Get a new sequence from DB just sets the new values in the atomic variables:

void singleton_sequence_manager::get_new_db_sequence() {
    //Sync call is made to DB
    //Let's just ignore unhappy paths for simplicity
    seq_n_.store( start_of_seq_got_from_db );
    max_seq_n_.store( end_of_seq_got_from_db );
    //At this point, the class can start returning numbers in [seq_n_ : max_seq_n_]
}

And now the get_sequence function using atomic compare and swap technique:

std::vector<int64_t> singleton_sequence_manager::get_sequence(int64_t n_requested) {

    bool succeeded{false};
    int64_t current_seq{};
    int64_t next_seq{};

    do {

        current_seq = seq_n_.load();
        do {
            next_seq = current_seq + n_requested + 1;
        }
        while( !seq_n_.compare_exchange_weak( current_seq, next_seq ) );
        //After the CAS, the caller gets the sequence [current_seq:next_seq-1]

        //Check if sequence is in the cached bound.
        if( max_seq_n_.load() > next_seq - 1 )
            succeeded = true;
        else //Needs to load new sequence from DB, and re-calculate again
            get_new_db_sequence();

    }        
    while( !succeeded );

    //Building the response        
    std::vector<int64_t> res{};
    res.resize(n_requested);
    for(int64_t n = current_seq ; n < next_seq ; n++)
        res.push_back(n);

    return res;
}

Thoughts:

  • I am really concerned for the lock-free version. Is the implementation safe ? If we ignore the DB load part, obviously yes. The problem arises (in my head at least) when the class has to load a new sequence from the DB. Is the update from DB safe ? Two atomic stores ?
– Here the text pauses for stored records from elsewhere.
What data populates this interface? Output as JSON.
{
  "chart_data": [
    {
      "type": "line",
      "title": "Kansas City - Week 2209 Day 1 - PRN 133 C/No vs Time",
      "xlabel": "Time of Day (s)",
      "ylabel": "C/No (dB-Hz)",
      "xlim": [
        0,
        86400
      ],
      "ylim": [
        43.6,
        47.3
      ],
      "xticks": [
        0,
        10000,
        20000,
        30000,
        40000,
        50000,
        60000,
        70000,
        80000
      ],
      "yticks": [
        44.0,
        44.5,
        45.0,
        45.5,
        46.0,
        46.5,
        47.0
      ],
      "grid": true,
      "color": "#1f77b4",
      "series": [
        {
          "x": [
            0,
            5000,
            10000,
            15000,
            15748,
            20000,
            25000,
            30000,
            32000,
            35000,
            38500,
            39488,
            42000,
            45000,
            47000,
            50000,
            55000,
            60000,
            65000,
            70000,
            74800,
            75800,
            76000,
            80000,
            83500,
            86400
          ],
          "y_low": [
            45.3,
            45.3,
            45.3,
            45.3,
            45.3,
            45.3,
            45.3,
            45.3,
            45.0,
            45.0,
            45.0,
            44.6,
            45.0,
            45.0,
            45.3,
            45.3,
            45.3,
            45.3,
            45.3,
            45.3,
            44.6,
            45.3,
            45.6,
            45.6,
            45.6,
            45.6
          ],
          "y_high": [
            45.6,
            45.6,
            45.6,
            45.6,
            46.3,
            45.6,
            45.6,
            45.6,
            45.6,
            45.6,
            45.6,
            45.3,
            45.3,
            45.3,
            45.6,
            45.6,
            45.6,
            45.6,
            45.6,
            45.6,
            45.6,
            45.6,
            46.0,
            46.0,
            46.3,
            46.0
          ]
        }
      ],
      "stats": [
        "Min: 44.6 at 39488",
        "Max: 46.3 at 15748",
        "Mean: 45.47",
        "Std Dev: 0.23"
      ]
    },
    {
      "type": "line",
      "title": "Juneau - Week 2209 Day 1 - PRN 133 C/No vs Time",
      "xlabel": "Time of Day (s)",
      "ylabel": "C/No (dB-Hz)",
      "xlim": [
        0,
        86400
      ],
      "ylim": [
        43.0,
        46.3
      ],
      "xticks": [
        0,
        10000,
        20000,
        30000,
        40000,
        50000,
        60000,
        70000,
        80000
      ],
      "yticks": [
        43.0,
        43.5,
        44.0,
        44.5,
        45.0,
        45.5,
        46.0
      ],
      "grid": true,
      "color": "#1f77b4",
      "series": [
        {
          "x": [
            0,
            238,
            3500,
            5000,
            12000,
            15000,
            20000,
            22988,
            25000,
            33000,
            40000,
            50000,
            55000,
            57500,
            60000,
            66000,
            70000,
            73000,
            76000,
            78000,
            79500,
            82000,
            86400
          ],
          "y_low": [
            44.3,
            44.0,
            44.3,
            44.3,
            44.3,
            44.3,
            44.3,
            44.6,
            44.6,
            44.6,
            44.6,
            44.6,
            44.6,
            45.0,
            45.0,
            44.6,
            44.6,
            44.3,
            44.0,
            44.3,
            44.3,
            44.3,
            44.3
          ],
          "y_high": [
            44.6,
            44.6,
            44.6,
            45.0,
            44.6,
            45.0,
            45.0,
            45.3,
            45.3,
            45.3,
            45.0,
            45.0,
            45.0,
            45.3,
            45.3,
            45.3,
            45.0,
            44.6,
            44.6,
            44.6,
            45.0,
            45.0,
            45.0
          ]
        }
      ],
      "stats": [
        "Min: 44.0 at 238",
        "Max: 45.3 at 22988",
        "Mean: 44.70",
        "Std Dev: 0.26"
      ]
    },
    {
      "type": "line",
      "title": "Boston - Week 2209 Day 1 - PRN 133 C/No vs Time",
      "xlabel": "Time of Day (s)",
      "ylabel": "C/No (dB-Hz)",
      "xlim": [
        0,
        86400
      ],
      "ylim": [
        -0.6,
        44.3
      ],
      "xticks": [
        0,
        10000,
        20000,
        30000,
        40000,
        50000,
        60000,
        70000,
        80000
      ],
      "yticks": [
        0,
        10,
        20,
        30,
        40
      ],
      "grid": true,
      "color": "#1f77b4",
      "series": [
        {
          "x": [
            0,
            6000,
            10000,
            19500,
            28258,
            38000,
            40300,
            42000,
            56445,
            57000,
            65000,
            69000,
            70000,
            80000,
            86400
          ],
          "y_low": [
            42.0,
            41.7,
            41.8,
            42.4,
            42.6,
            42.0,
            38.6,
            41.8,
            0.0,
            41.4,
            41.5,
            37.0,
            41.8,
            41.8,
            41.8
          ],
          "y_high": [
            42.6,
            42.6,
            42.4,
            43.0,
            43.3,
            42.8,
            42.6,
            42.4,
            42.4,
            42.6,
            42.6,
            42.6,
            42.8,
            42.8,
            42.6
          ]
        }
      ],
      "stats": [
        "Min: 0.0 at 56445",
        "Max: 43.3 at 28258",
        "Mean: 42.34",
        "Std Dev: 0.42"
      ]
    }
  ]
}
  • My second attempt was to combine both seq_n_ and max_seq_n_ into a struct called sequence and use a single atomic variable std::atomic but the compiler failed. Because the size of the struct sequence is greater than 64-bit.

  • Is it possible to somehow protect the DB part by using an atomic flag for marking if the sequence is ready yet: flag set to false while waiting the db load to finish and to update both atomic variables. Therefore, get_sequence must be updated in order to wait for flag to bet set to true. (Use of spin lock ?)


Solution

  • Your lock-free version has a fundamental flaw, because it treats two independent atomic variables as one entity. Since writes to seq_n_ and max_seq_n_ are separate statements, they can be separated during execution resulting in the use of one of them with a value that is incorrect when paired with the other.

    For example, one thread can get past the CAS inner while loop (with an n_requested that is too large for the current cached sequence), then be suspended before checking if it is cached. A second thread can come thru and update the max_seq_n value to a larger value. The first thread then resumes, and passes the max_seq_n check because the value was updated by the second thread. It is now using an invalid sequence.

    A similar thing can happen in get_new_db_sequence between the two store calls.

    Since you're writing to two distinct locations (even if adjacent in memory), and they cannot be updated atomically (due to the combined size of 128 bits not being a supported atomic size with your compiler), the writes must be protected by a mutex.

    A spin lock should only be used for very short waits, since it does consume CPU cycles. A typical usage would be to use a short spin lock, and if the resource is still unavailable use something more expensive (like a mutex) to wait using CPU time.